İkinci maçta ise koç Ivkovic Bjelica’dan çabuk ve zamanında vazgeçerek Saric-Krstic ikilisine hemen döndü. Saric’in pota altında daha çok mücadele etmesi, savunmada ortaya koyduğu sertlikle beraber Krstic’in de adeta 23 yaşındaki günlerinden enstantaneler sunması pota altını kapatmamızı sağladı. Hücumda da Saric’in potadan kaçmaması hem Heurtel-Krstic ikili oyunlarını verimli oynamamızı sağladı hem de Krstic’e Real’in sıkıştırmaları 4 numaradan getirmesini engelledi. Dış oyunculardan gelen bu yardım sayesinde Janning, Cedi ve Perperoglou bir çok boş şut buldu ki zaten aslında maçın kırılma anları da bu boş ama girmeyen şutlar oldu maalesef. Pota altında bu kadar etkili olmamız ve her ribaund için “savaşmamız” sayesinde Reyes’i erken faul problemine soktuk ve gördük ki bu seride Reyes’in kenarda olduğu anlarda gerek Bourousis gerek Slaughter’a karşı üstünlük sağlama imkanımız olacak.

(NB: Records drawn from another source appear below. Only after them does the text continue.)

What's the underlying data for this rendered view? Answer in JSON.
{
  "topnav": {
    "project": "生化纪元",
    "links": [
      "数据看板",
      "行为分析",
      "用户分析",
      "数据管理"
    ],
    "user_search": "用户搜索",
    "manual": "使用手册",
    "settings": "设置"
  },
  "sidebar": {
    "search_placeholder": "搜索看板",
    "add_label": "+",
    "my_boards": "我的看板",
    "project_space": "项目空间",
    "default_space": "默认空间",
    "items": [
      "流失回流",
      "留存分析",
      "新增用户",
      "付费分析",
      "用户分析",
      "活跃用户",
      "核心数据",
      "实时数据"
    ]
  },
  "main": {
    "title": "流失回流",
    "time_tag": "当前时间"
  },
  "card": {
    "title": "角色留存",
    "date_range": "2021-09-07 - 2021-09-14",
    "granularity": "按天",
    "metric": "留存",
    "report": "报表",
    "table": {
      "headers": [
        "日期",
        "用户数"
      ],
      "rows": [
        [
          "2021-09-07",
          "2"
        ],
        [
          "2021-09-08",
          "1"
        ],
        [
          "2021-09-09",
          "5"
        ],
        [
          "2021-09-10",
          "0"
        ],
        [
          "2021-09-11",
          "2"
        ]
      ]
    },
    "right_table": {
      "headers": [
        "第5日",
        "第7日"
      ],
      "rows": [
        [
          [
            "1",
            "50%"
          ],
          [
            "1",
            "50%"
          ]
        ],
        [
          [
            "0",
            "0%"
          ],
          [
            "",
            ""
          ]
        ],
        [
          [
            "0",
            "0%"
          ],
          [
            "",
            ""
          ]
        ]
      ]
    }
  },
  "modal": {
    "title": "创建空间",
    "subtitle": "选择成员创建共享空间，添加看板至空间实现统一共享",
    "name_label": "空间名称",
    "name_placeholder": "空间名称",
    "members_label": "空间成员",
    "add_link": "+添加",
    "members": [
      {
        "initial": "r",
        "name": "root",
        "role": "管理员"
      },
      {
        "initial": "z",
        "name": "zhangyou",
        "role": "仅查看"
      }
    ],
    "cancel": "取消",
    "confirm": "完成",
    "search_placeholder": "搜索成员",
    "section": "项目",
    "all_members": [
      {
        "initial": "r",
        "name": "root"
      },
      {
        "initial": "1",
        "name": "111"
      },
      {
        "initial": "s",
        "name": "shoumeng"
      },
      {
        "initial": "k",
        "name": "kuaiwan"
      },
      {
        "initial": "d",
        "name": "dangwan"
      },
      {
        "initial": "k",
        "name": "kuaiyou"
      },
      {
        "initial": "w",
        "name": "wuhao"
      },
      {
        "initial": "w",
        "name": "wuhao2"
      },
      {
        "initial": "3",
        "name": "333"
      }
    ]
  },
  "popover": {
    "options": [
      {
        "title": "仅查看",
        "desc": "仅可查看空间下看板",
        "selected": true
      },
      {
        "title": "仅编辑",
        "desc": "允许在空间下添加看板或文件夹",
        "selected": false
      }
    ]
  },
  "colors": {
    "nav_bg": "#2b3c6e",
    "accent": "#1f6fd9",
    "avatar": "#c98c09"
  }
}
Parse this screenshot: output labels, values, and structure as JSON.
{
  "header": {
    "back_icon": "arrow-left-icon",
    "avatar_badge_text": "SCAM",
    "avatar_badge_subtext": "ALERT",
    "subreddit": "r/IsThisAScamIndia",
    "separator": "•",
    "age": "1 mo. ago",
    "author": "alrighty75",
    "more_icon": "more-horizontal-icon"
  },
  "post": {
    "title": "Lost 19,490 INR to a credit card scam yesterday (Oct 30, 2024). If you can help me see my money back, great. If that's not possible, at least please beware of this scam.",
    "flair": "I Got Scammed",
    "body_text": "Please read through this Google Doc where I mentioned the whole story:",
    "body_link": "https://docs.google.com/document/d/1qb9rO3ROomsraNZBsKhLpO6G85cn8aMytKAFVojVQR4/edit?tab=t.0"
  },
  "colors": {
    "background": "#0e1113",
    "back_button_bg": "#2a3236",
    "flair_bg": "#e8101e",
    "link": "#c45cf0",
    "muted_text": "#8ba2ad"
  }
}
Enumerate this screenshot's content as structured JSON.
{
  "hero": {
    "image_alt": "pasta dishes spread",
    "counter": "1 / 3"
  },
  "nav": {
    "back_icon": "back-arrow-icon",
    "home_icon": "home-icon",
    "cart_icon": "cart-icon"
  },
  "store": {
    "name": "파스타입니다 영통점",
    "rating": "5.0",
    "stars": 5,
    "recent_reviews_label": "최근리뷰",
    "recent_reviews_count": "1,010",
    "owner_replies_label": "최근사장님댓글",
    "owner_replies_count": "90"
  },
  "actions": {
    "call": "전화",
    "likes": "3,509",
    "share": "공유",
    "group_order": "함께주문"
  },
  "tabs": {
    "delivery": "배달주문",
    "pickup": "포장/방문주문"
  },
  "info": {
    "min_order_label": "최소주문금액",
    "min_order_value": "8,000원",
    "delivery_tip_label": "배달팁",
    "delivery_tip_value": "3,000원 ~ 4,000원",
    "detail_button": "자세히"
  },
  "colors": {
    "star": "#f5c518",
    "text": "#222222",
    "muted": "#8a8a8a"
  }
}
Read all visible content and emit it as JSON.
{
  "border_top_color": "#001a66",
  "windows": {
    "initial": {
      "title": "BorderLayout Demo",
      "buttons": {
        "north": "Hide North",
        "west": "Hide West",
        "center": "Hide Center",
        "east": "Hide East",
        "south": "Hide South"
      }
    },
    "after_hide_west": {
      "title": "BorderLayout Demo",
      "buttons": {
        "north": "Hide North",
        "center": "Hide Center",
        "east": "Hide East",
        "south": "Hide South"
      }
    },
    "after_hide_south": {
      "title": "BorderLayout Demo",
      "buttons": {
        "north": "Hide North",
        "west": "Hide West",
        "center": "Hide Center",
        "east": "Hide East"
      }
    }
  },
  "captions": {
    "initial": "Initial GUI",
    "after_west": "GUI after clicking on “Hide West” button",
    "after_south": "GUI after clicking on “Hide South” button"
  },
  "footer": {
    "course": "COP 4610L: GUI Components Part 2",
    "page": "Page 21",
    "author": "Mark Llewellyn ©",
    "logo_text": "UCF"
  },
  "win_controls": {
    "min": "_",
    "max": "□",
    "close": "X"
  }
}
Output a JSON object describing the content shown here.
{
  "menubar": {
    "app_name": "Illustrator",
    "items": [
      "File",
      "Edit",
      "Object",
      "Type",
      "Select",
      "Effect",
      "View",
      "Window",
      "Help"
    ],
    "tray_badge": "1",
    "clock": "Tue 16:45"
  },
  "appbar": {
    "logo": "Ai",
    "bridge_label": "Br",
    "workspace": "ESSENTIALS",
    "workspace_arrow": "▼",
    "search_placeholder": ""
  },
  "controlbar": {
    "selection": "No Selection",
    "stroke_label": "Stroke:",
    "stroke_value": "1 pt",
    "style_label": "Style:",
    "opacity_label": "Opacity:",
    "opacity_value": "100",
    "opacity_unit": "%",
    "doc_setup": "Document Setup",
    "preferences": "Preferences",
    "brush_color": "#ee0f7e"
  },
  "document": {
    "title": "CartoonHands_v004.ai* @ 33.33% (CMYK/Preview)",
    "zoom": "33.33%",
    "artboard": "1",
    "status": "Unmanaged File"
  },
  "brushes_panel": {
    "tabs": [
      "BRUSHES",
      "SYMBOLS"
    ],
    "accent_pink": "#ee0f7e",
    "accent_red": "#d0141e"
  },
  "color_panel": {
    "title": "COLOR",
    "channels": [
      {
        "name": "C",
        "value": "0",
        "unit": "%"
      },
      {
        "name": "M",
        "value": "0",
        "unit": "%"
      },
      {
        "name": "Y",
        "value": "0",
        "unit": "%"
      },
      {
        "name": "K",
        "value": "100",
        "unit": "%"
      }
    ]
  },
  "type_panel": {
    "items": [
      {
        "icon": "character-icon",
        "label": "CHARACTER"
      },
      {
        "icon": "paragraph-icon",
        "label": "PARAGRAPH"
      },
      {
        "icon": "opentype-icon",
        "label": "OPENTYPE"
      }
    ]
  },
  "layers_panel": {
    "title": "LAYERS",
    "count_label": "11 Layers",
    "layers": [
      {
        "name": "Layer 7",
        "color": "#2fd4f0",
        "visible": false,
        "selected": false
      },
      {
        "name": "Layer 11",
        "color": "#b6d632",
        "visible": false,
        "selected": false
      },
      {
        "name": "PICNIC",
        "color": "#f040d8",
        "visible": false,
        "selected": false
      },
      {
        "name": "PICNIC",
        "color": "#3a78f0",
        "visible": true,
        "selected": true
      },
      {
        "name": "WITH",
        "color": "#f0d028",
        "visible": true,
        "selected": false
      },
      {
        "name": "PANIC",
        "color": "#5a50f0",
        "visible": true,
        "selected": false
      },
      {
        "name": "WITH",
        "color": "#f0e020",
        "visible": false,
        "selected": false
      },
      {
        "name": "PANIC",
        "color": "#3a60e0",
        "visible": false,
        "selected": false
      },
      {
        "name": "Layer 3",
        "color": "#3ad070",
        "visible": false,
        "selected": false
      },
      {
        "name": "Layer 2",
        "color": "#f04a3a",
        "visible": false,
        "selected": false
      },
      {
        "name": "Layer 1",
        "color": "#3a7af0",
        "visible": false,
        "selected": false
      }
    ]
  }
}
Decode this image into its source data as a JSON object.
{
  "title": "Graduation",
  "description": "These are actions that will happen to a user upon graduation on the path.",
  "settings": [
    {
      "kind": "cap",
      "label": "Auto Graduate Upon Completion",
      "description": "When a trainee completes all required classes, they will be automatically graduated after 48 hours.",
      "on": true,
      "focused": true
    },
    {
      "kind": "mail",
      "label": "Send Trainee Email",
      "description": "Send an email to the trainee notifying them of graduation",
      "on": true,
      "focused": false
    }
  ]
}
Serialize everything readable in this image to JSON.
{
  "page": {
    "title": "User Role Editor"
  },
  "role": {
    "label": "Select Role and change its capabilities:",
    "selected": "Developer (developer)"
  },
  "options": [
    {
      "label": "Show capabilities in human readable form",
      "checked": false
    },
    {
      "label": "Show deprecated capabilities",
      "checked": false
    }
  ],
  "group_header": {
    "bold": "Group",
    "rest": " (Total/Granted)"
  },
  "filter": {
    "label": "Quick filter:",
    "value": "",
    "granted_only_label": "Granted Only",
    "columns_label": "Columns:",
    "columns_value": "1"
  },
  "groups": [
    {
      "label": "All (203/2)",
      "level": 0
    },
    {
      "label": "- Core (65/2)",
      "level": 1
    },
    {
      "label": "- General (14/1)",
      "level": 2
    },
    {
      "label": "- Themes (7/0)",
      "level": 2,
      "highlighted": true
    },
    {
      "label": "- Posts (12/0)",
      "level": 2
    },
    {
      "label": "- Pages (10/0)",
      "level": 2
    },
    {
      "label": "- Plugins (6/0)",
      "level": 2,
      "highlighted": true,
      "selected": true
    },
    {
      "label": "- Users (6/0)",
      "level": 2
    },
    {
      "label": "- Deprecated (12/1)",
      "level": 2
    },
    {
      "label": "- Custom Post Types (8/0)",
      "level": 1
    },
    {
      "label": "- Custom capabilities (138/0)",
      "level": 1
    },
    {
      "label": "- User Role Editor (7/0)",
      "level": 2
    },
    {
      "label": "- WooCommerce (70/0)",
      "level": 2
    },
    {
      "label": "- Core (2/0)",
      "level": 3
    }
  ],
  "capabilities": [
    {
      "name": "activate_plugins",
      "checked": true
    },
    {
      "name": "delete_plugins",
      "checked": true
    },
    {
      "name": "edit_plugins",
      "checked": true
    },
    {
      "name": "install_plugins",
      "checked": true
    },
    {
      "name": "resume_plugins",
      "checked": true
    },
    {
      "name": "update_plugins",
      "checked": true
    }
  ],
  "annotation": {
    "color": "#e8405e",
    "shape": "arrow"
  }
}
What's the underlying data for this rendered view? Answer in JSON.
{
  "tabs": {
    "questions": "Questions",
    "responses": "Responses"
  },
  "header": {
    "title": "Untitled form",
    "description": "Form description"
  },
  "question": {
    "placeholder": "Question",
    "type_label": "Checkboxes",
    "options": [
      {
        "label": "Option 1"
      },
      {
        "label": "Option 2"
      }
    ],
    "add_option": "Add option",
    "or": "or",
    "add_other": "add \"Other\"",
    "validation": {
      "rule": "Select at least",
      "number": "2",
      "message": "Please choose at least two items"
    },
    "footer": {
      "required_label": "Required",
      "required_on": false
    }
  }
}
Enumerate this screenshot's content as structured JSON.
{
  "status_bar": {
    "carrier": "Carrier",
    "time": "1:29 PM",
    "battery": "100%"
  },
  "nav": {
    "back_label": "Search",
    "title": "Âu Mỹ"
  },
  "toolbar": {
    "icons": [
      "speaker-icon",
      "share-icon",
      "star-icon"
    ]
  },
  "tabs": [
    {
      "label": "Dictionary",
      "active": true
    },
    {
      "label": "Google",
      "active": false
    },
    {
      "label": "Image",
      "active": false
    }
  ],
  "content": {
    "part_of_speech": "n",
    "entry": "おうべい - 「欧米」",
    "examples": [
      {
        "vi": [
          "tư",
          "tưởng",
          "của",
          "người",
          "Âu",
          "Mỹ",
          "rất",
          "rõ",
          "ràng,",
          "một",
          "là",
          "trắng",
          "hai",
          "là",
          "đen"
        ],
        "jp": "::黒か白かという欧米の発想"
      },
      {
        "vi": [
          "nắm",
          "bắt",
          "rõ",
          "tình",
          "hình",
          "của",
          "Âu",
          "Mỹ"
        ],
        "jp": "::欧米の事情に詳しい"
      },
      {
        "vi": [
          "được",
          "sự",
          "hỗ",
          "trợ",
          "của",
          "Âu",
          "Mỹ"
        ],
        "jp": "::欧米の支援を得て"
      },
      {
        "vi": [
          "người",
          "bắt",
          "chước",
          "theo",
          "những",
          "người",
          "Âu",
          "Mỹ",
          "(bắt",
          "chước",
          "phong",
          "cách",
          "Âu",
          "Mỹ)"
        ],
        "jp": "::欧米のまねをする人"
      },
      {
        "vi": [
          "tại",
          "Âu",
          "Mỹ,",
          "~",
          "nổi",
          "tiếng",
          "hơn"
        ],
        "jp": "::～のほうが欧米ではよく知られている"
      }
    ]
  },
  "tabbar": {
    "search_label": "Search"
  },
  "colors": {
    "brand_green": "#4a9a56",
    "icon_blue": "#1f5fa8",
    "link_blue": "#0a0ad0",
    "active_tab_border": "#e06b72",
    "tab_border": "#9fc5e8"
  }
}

Fransız oyuncu iki maçta da aslında elinden gelenin en iyisini yapmaya çalıştı ama bir önemli fark vardı; ilk maçta sorumluluk alarak skor katkısı vermeyi hiç düşünmedi, ikinci maç ise maçın kırılma anlarında hep potaya baktı ve asistten önce skor bulmayı düşündü. Öncelikle şunu kabul etmeliyiz, Anadolu Efes bu seride tekrar işin içine girmek istiyorsa Heurtel mutlaka sahada olmalı ve hücumda sorumluluk almalı. İlk maçta sadece 3 top kullanan guard ikinci maçta ise 9 top kullandı, ayrıca hücumda hep aktifti bu nedenle de faul çizgisinden de 5/8’lik bir katkı getirdi. Asist konusunda zaten her maç artık belli standartları tutturuyor Heurtel ancak skorer özelliklerine bu seride daha çok ihtiyacımız var, yeter ki oyun kurucu olduğunu ve zaman zaman tempoyu artı takımının yerleşimini artı rakip savunmanın durumunu da kontrol etmesi gerektiğini unutmasın, ezbere kaçmasın.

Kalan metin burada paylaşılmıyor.